---
id: "question-measuring-brain-fry"
type: "open-question"
source_timestamps: ["§ Quality control declines."]
tags: ["occupational-health", "metrics"]
related: ["concept-ai-brain-fry", "concept-oversight-capacity"]
resolution_path: "Development of cognitive-load monitoring tools or standardized HR survey metrics designed to detect fatigue from AI oversight before it produces major operational errors."
sources: ["agentic"]
sourceVaultSlug: "hbr-seg-agentic"
originDay: 6
articleStem: "hbr-ext-16-dont-treat-agents-like-employees"
sourceUrl: "https://hbr.org/2026/05/research-why-you-shouldnt-treat-ai-agents-like-employees"
sourceTitle: "Research: Why You Shouldn’t Treat AI Agents Like Employees"
---
# How Can Organizations Systematically Measure and Prevent AI Brain Fry?
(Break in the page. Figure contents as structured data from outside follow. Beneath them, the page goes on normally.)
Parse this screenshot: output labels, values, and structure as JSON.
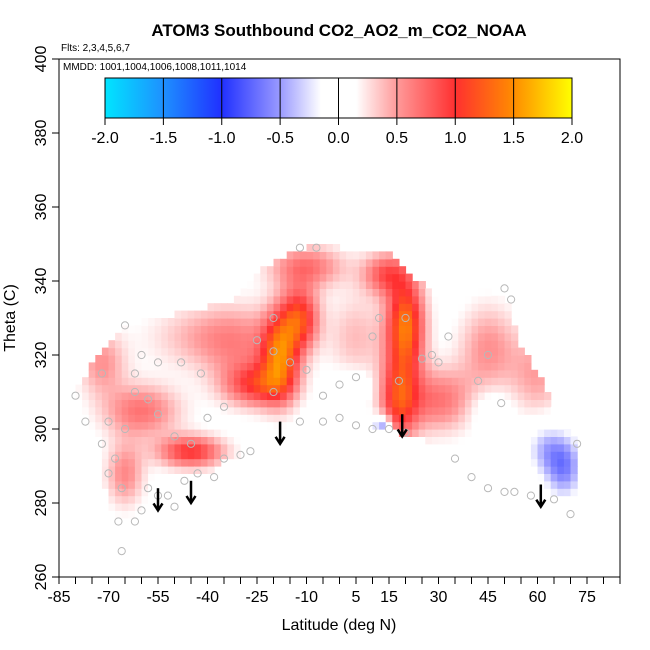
{
  "chart_data": {
    "type": "heatmap",
    "title": "ATOM3 Southbound CO2_AO2_m_CO2_NOAA",
    "flights_note": "Flts: 2,3,4,5,6,7",
    "dates_note": "MMDD: 1001,1004,1006,1008,1011,1014",
    "xlabel": "Latitude (deg N)",
    "ylabel": "Theta (C)",
    "xlim": [
      -85,
      85
    ],
    "ylim": [
      260,
      400
    ],
    "x_ticks": [
      -85,
      -70,
      -55,
      -40,
      -25,
      -10,
      5,
      15,
      30,
      45,
      60,
      75
    ],
    "x_tick_labels": [
      "-85",
      "-70",
      "-55",
      "-40",
      "-25",
      "-10",
      "5",
      "15",
      "30",
      "45",
      "60",
      "75"
    ],
    "x_minor_step": 5,
    "y_ticks": [
      260,
      280,
      300,
      320,
      340,
      360,
      380,
      400
    ],
    "y_tick_labels": [
      "260",
      "280",
      "300",
      "320",
      "340",
      "360",
      "380",
      "400"
    ],
    "colorbar": {
      "range": [
        -2.0,
        2.0
      ],
      "ticks": [
        -2.0,
        -1.5,
        -1.0,
        -0.5,
        0.0,
        0.5,
        1.0,
        1.5,
        2.0
      ],
      "tick_labels": [
        "-2.0",
        "-1.5",
        "-1.0",
        "-0.5",
        "0.0",
        "0.5",
        "1.0",
        "1.5",
        "2.0"
      ],
      "stops": [
        {
          "value": -2.0,
          "color": "#00e5ff"
        },
        {
          "value": -1.5,
          "color": "#1e90ff"
        },
        {
          "value": -1.0,
          "color": "#2030ff"
        },
        {
          "value": -0.5,
          "color": "#9a9aff"
        },
        {
          "value": -0.15,
          "color": "#ffffff"
        },
        {
          "value": 0.15,
          "color": "#ffffff"
        },
        {
          "value": 0.5,
          "color": "#ff9a9a"
        },
        {
          "value": 1.0,
          "color": "#ff3030"
        },
        {
          "value": 1.5,
          "color": "#ff8c00"
        },
        {
          "value": 2.0,
          "color": "#ffff00"
        }
      ]
    },
    "envelope": {
      "latitudes": [
        -80,
        -75,
        -70,
        -66,
        -60,
        -55,
        -50,
        -45,
        -40,
        -35,
        -30,
        -25,
        -20,
        -15,
        -10,
        -5,
        0,
        5,
        10,
        15,
        20,
        25,
        30,
        35,
        40,
        45,
        50,
        55,
        60,
        65,
        70,
        72
      ],
      "theta_bottom": [
        309,
        292,
        282,
        266,
        276,
        280,
        278,
        283,
        288,
        292,
        293,
        295,
        296,
        298,
        300,
        301,
        302,
        302,
        301,
        300,
        298,
        298,
        294,
        290,
        286,
        284,
        283,
        283,
        282,
        279,
        276,
        276
      ],
      "theta_top": [
        310,
        318,
        323,
        327,
        329,
        330,
        331,
        332,
        333,
        334,
        336,
        342,
        345,
        347,
        349,
        349,
        349,
        348,
        349,
        348,
        343,
        339,
        338,
        338,
        338,
        337,
        336,
        322,
        315,
        305,
        298,
        296
      ]
    },
    "anomalies": [
      {
        "lat": -18,
        "theta": 320,
        "value": 1.2,
        "spread_lat": 4,
        "spread_theta": 8
      },
      {
        "lat": -12,
        "theta": 330,
        "value": 1.0,
        "spread_lat": 4,
        "spread_theta": 6
      },
      {
        "lat": -25,
        "theta": 312,
        "value": 0.8,
        "spread_lat": 7,
        "spread_theta": 4
      },
      {
        "lat": 20,
        "theta": 328,
        "value": 1.3,
        "spread_lat": 4,
        "spread_theta": 9
      },
      {
        "lat": 18,
        "theta": 308,
        "value": 0.9,
        "spread_lat": 4,
        "spread_theta": 8
      },
      {
        "lat": 14,
        "theta": 342,
        "value": 0.7,
        "spread_lat": 5,
        "spread_theta": 4
      },
      {
        "lat": 30,
        "theta": 308,
        "value": 0.6,
        "spread_lat": 8,
        "spread_theta": 6
      },
      {
        "lat": -45,
        "theta": 294,
        "value": 0.9,
        "spread_lat": 7,
        "spread_theta": 3
      },
      {
        "lat": -60,
        "theta": 305,
        "value": 0.6,
        "spread_lat": 8,
        "spread_theta": 5
      },
      {
        "lat": -65,
        "theta": 288,
        "value": 0.5,
        "spread_lat": 4,
        "spread_theta": 6
      },
      {
        "lat": -40,
        "theta": 325,
        "value": 0.35,
        "spread_lat": 12,
        "spread_theta": 6
      },
      {
        "lat": -10,
        "theta": 344,
        "value": 0.6,
        "spread_lat": 8,
        "spread_theta": 4
      },
      {
        "lat": 45,
        "theta": 322,
        "value": 0.45,
        "spread_lat": 6,
        "spread_theta": 8
      },
      {
        "lat": 60,
        "theta": 315,
        "value": 0.4,
        "spread_lat": 6,
        "spread_theta": 8
      },
      {
        "lat": -72,
        "theta": 318,
        "value": 0.45,
        "spread_lat": 5,
        "spread_theta": 6
      },
      {
        "lat": 5,
        "theta": 325,
        "value": 0.3,
        "spread_lat": 6,
        "spread_theta": 8
      },
      {
        "lat": -30,
        "theta": 322,
        "value": 0.3,
        "spread_lat": 8,
        "spread_theta": 8
      },
      {
        "lat": 68,
        "theta": 290,
        "value": -0.7,
        "spread_lat": 4,
        "spread_theta": 6
      },
      {
        "lat": 62,
        "theta": 295,
        "value": -0.4,
        "spread_lat": 4,
        "spread_theta": 5
      },
      {
        "lat": 13,
        "theta": 301,
        "value": -0.8,
        "spread_lat": 2,
        "spread_theta": 2
      },
      {
        "lat": 45,
        "theta": 306,
        "value": -0.2,
        "spread_lat": 5,
        "spread_theta": 4
      },
      {
        "lat": 4,
        "theta": 312,
        "value": -0.2,
        "spread_lat": 4,
        "spread_theta": 3
      }
    ],
    "sample_points": [
      [
        -80,
        309
      ],
      [
        -77,
        302
      ],
      [
        -72,
        296
      ],
      [
        -70,
        288
      ],
      [
        -68,
        292
      ],
      [
        -66,
        284
      ],
      [
        -67,
        275
      ],
      [
        -66,
        267
      ],
      [
        -62,
        275
      ],
      [
        -60,
        278
      ],
      [
        -58,
        284
      ],
      [
        -55,
        282
      ],
      [
        -52,
        282
      ],
      [
        -50,
        279
      ],
      [
        -47,
        286
      ],
      [
        -43,
        288
      ],
      [
        -38,
        287
      ],
      [
        -35,
        292
      ],
      [
        -30,
        293
      ],
      [
        -27,
        294
      ],
      [
        -62,
        310
      ],
      [
        -58,
        308
      ],
      [
        -55,
        304
      ],
      [
        -50,
        298
      ],
      [
        -45,
        296
      ],
      [
        -40,
        303
      ],
      [
        -35,
        306
      ],
      [
        -60,
        320
      ],
      [
        -55,
        318
      ],
      [
        -48,
        318
      ],
      [
        -42,
        315
      ],
      [
        -65,
        328
      ],
      [
        -62,
        315
      ],
      [
        -65,
        300
      ],
      [
        -70,
        302
      ],
      [
        -72,
        315
      ],
      [
        -25,
        324
      ],
      [
        -20,
        321
      ],
      [
        -15,
        318
      ],
      [
        -10,
        316
      ],
      [
        -20,
        310
      ],
      [
        -12,
        302
      ],
      [
        -5,
        302
      ],
      [
        0,
        303
      ],
      [
        5,
        301
      ],
      [
        10,
        300
      ],
      [
        15,
        300
      ],
      [
        20,
        299
      ],
      [
        5,
        314
      ],
      [
        0,
        312
      ],
      [
        -5,
        309
      ],
      [
        -12,
        349
      ],
      [
        -7,
        349
      ],
      [
        -20,
        330
      ],
      [
        10,
        325
      ],
      [
        12,
        330
      ],
      [
        20,
        330
      ],
      [
        25,
        319
      ],
      [
        30,
        318
      ],
      [
        35,
        292
      ],
      [
        40,
        287
      ],
      [
        45,
        284
      ],
      [
        50,
        283
      ],
      [
        53,
        283
      ],
      [
        58,
        282
      ],
      [
        65,
        281
      ],
      [
        70,
        277
      ],
      [
        72,
        296
      ],
      [
        49,
        307
      ],
      [
        42,
        313
      ],
      [
        45,
        320
      ],
      [
        52,
        335
      ],
      [
        50,
        338
      ],
      [
        28,
        320
      ],
      [
        33,
        325
      ],
      [
        18,
        313
      ]
    ],
    "arrows": [
      {
        "lat": -55,
        "theta_top": 284,
        "theta_bottom": 278
      },
      {
        "lat": -45,
        "theta_top": 286,
        "theta_bottom": 280
      },
      {
        "lat": -18,
        "theta_top": 302,
        "theta_bottom": 296
      },
      {
        "lat": 19,
        "theta_top": 304,
        "theta_bottom": 298
      },
      {
        "lat": 61,
        "theta_top": 285,
        "theta_bottom": 279
      }
    ]
  }
}
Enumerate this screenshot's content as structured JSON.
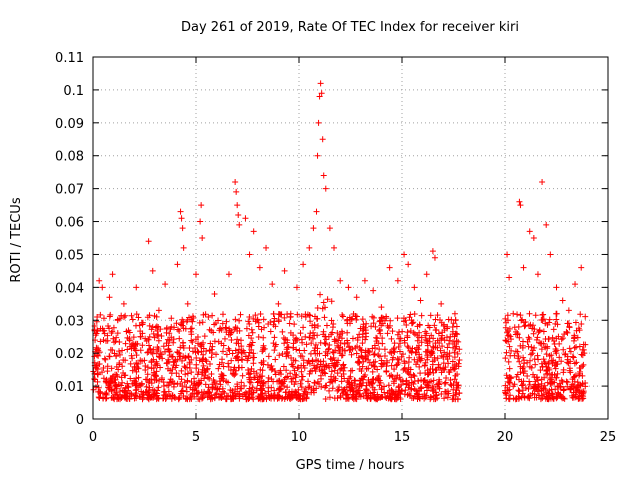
{
  "chart_data": {
    "type": "scatter",
    "title": "Day 261 of 2019, Rate Of TEC Index for receiver kiri",
    "xlabel": "GPS time / hours",
    "ylabel": "ROTI / TECUs",
    "xlim": [
      0,
      25
    ],
    "ylim": [
      0,
      0.11
    ],
    "xticks": [
      0,
      5,
      10,
      15,
      20,
      25
    ],
    "xtick_labels": [
      "0",
      "5",
      "10",
      "15",
      "20",
      "25"
    ],
    "yticks": [
      0,
      0.01,
      0.02,
      0.03,
      0.04,
      0.05,
      0.06,
      0.07,
      0.08,
      0.09,
      0.1,
      0.11
    ],
    "ytick_labels": [
      "0",
      "0.01",
      "0.02",
      "0.03",
      "0.04",
      "0.05",
      "0.06",
      "0.07",
      "0.08",
      "0.09",
      "0.1",
      "0.11"
    ],
    "grid": true,
    "marker": "+",
    "color": "#ff0000",
    "series": [
      {
        "name": "ROTI",
        "points": [
          [
            0.1,
            0.012
          ],
          [
            0.2,
            0.031
          ],
          [
            0.3,
            0.042
          ],
          [
            0.45,
            0.04
          ],
          [
            0.6,
            0.018
          ],
          [
            0.8,
            0.037
          ],
          [
            0.95,
            0.044
          ],
          [
            1.2,
            0.03
          ],
          [
            1.5,
            0.035
          ],
          [
            1.8,
            0.022
          ],
          [
            2.1,
            0.04
          ],
          [
            2.4,
            0.026
          ],
          [
            2.7,
            0.054
          ],
          [
            2.9,
            0.045
          ],
          [
            3.2,
            0.033
          ],
          [
            3.5,
            0.041
          ],
          [
            3.8,
            0.028
          ],
          [
            4.1,
            0.047
          ],
          [
            4.25,
            0.063
          ],
          [
            4.3,
            0.061
          ],
          [
            4.35,
            0.058
          ],
          [
            4.4,
            0.052
          ],
          [
            4.6,
            0.035
          ],
          [
            5.0,
            0.044
          ],
          [
            5.2,
            0.06
          ],
          [
            5.25,
            0.065
          ],
          [
            5.3,
            0.055
          ],
          [
            5.6,
            0.031
          ],
          [
            5.9,
            0.038
          ],
          [
            6.3,
            0.029
          ],
          [
            6.6,
            0.044
          ],
          [
            6.9,
            0.072
          ],
          [
            6.95,
            0.069
          ],
          [
            7.0,
            0.065
          ],
          [
            7.05,
            0.062
          ],
          [
            7.1,
            0.059
          ],
          [
            7.4,
            0.061
          ],
          [
            7.6,
            0.05
          ],
          [
            7.8,
            0.057
          ],
          [
            8.1,
            0.046
          ],
          [
            8.4,
            0.052
          ],
          [
            8.7,
            0.041
          ],
          [
            9.0,
            0.035
          ],
          [
            9.3,
            0.045
          ],
          [
            9.6,
            0.032
          ],
          [
            9.9,
            0.04
          ],
          [
            10.2,
            0.047
          ],
          [
            10.5,
            0.052
          ],
          [
            10.7,
            0.058
          ],
          [
            10.85,
            0.063
          ],
          [
            10.9,
            0.08
          ],
          [
            10.95,
            0.09
          ],
          [
            11.0,
            0.098
          ],
          [
            11.05,
            0.102
          ],
          [
            11.1,
            0.099
          ],
          [
            11.15,
            0.085
          ],
          [
            11.2,
            0.074
          ],
          [
            11.3,
            0.07
          ],
          [
            11.5,
            0.058
          ],
          [
            11.7,
            0.052
          ],
          [
            12.0,
            0.042
          ],
          [
            12.4,
            0.04
          ],
          [
            12.8,
            0.037
          ],
          [
            13.2,
            0.042
          ],
          [
            13.6,
            0.039
          ],
          [
            14.0,
            0.034
          ],
          [
            14.4,
            0.046
          ],
          [
            14.8,
            0.042
          ],
          [
            15.1,
            0.05
          ],
          [
            15.3,
            0.047
          ],
          [
            15.6,
            0.04
          ],
          [
            15.9,
            0.036
          ],
          [
            16.2,
            0.044
          ],
          [
            16.5,
            0.051
          ],
          [
            16.6,
            0.049
          ],
          [
            16.9,
            0.035
          ],
          [
            17.2,
            0.028
          ],
          [
            17.6,
            0.03
          ],
          [
            17.75,
            0.016
          ],
          [
            20.1,
            0.05
          ],
          [
            20.2,
            0.043
          ],
          [
            20.4,
            0.032
          ],
          [
            20.7,
            0.066
          ],
          [
            20.75,
            0.065
          ],
          [
            20.9,
            0.046
          ],
          [
            21.2,
            0.057
          ],
          [
            21.4,
            0.055
          ],
          [
            21.6,
            0.044
          ],
          [
            21.8,
            0.072
          ],
          [
            22.0,
            0.059
          ],
          [
            22.2,
            0.05
          ],
          [
            22.5,
            0.04
          ],
          [
            22.8,
            0.036
          ],
          [
            23.1,
            0.033
          ],
          [
            23.4,
            0.041
          ],
          [
            23.7,
            0.046
          ],
          [
            23.85,
            0.02
          ]
        ]
      }
    ]
  }
}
**Open question:** How can organizations systematically **measure and prevent** [[concept-ai-brain-fry]]?

The source establishes that exceeding [[concept-oversight-capacity]] causes fatigue and the error spikes in [[claim-brain-fry-errors]], but offers no standardized way to detect the onset of that fatigue before it damages quality.

**Resolution path:** Development of **cognitive-load monitoring tools** or **standardized HR survey metrics** specifically designed to detect fatigue from AI oversight *before* it results in major operational errors. Adjacent research on emotional fatigue and counterproductive work behavior (see [[evidence-pmc-collaboration-cwb]]) suggests candidate measures. Resolving this would make [[action-redefine-spans-of-control]] data-driven rather than heuristic.